Clements enjoys the attention she is receiving from the audience. She fills the space with her story and vividly paints the picture in our minds as she recalls what happened on one particular day. She is cycling down Kennington Road, when she gets “swamped” by a white van and almost becomes a fatality. Everything that happens in the fifteen minutes before and the two hours after is lost in her memory due to a seizure that she suffers on site. Hospitals, lawsuits, and nightmares are the result of it; however, the most important part is missing: what happened in those two hours and fifteen minutes?

Look, No Hands is the result of a long search. Clements’ clothes from the accident are pinned up on the crime wall behind her, the helmet is dangling in front of it, and there’s footage to be found on the internet. 24 Hours in A&E has captured her moments of unconsciousness in hospital, and she finds herself frantically watching the footage over and over on the hunt for something: for her side of the story.

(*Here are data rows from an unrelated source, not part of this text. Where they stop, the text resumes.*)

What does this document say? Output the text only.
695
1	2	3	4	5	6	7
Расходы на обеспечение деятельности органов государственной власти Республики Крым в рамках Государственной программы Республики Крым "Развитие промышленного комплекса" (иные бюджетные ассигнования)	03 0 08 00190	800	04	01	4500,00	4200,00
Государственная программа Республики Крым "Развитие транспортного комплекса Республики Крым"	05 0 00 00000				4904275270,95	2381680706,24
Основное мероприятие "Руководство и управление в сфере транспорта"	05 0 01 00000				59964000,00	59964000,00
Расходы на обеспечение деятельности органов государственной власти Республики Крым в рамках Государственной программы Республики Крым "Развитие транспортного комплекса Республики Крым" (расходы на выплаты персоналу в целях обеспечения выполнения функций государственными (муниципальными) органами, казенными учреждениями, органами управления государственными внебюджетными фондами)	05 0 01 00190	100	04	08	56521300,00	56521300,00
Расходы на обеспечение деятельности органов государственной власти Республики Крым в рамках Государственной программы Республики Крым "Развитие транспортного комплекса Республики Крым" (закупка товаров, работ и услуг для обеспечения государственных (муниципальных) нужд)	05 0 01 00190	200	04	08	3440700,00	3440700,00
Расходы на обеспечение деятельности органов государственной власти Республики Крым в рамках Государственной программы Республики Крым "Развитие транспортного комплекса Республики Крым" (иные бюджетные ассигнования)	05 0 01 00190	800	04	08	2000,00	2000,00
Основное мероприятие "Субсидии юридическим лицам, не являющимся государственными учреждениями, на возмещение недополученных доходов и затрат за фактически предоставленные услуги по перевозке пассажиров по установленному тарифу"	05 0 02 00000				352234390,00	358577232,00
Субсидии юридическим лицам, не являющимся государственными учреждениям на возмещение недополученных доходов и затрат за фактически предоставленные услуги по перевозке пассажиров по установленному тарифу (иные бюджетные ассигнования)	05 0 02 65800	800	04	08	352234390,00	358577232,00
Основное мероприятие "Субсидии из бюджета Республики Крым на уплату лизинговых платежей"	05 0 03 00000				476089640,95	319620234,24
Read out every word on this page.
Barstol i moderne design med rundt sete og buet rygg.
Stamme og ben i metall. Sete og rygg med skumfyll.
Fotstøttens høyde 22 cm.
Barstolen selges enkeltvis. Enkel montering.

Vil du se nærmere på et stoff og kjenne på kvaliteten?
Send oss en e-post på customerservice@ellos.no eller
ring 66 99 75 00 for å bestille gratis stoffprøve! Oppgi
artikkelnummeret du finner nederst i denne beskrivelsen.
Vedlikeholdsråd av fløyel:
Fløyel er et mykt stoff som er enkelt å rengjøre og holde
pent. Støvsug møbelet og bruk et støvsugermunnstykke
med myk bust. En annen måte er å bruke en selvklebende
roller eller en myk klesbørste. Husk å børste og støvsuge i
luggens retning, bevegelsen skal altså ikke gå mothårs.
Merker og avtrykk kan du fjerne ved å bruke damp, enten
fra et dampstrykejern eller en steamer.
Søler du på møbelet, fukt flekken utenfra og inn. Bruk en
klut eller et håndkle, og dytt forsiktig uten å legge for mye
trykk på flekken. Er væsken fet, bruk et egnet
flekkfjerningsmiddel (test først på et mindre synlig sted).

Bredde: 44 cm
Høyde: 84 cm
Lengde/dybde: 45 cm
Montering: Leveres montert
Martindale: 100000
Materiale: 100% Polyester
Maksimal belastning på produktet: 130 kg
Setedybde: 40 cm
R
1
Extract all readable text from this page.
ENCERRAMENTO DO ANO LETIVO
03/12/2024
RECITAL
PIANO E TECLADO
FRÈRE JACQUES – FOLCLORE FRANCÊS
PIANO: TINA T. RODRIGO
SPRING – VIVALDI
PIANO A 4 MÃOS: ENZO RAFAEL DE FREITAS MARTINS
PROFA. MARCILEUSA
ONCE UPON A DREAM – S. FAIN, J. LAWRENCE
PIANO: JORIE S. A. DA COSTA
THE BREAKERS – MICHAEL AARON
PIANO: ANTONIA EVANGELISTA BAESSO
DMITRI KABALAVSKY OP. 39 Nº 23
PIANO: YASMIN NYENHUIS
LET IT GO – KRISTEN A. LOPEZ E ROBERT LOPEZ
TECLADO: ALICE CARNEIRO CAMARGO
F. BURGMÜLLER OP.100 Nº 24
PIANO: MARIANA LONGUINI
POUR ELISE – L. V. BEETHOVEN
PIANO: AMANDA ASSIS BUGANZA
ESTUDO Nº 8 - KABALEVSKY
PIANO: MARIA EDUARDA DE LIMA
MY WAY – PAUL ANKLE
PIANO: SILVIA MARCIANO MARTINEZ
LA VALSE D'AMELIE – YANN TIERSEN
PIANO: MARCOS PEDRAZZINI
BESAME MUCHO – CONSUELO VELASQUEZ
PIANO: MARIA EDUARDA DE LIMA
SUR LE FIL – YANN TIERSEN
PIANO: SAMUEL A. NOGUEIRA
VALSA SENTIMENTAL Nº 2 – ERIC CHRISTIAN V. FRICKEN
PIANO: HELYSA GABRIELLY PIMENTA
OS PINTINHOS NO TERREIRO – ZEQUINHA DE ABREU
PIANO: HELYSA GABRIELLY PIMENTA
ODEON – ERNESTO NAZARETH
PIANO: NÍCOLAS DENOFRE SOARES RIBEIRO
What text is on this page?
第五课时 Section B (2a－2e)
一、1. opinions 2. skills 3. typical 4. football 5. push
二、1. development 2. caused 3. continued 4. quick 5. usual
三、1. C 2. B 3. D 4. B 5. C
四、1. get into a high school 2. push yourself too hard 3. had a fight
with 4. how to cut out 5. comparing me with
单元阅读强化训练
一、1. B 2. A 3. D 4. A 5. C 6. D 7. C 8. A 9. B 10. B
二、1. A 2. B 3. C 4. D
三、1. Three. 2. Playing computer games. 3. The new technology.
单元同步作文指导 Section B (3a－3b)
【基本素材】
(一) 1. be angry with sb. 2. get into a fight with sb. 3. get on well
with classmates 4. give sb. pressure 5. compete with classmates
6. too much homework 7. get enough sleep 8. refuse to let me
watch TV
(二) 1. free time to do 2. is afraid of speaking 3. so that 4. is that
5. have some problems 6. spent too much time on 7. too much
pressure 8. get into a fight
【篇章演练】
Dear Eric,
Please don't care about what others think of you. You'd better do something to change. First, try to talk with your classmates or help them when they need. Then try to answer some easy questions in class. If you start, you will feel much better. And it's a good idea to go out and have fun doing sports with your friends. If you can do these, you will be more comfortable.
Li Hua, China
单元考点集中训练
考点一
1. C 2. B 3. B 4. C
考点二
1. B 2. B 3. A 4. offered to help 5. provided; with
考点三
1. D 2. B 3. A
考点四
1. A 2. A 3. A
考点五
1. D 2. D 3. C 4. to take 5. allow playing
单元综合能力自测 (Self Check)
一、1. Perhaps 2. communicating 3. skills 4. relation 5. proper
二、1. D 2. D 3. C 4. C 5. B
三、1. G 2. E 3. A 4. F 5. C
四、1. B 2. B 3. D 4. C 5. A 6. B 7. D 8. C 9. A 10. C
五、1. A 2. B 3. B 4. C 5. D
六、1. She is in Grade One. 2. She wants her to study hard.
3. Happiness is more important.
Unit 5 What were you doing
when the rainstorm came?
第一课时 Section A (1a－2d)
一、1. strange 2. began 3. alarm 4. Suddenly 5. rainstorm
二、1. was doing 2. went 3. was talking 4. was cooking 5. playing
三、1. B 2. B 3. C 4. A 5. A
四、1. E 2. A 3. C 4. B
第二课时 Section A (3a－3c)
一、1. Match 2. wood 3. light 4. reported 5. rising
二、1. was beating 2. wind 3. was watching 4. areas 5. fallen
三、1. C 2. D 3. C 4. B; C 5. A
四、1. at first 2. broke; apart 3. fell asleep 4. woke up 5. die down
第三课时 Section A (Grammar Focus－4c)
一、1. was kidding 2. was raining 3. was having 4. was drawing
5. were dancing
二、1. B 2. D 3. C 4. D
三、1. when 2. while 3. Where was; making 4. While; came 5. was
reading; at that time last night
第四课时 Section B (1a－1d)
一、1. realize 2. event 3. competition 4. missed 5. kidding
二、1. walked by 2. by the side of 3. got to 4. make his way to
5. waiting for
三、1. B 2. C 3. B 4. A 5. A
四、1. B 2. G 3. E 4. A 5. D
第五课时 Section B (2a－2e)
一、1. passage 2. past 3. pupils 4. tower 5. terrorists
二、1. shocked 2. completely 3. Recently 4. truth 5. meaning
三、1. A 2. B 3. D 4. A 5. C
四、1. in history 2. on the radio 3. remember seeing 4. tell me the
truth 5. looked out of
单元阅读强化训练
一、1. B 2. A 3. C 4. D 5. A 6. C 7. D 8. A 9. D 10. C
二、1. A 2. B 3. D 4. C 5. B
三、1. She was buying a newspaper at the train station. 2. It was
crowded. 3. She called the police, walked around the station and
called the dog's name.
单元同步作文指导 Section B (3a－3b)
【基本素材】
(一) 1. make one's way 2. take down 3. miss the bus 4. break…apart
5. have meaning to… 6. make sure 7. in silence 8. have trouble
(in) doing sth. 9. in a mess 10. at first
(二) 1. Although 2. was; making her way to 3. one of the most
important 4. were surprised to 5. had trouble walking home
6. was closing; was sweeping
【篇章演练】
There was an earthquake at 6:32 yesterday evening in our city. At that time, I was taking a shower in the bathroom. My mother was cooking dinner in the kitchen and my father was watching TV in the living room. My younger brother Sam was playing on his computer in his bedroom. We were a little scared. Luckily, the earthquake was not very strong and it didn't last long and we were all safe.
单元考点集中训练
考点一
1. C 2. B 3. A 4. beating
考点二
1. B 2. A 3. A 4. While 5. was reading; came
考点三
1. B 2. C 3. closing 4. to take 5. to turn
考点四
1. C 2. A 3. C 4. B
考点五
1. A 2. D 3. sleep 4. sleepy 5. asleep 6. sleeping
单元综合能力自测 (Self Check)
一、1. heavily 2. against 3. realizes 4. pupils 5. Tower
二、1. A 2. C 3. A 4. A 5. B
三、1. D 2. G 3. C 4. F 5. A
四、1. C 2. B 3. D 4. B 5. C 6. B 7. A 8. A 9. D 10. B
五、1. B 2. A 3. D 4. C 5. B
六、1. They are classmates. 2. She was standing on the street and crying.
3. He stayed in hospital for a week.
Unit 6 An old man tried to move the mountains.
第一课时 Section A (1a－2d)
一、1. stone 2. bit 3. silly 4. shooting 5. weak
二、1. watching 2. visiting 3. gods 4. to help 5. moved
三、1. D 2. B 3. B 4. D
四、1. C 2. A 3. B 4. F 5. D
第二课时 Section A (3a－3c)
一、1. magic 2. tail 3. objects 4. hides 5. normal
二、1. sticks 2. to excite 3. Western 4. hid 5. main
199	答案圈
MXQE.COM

However, the show that she performs at the Pleasance Theatre and recorded on my computer screen will be as close as she ever gets to it.

Clements’ show is clever and engaging. A bike that is conveniently set up in the middle of the space finds its use in several of the memories that she shares with us; her story has three layers: recollections from her childhood, the accident and what happened after, and of course the here and now where she invites us to have a share in her experience. With her energy and enthusiasm, she fills every corner of the black box theatre (and my screen), because who doesn’t love sharing the story of their misfortune? Especially if it has such a good ending: she doesn’t die.

“Everything that happens now, it’s all extra” is exactly the mentality that she brings to the performance. Savouring each moment and drawing us in with a detective chase through her own casefile, and scary recollections of the event that changed her life, Look, No Hands makes for a genuinely exciting piece of theatre.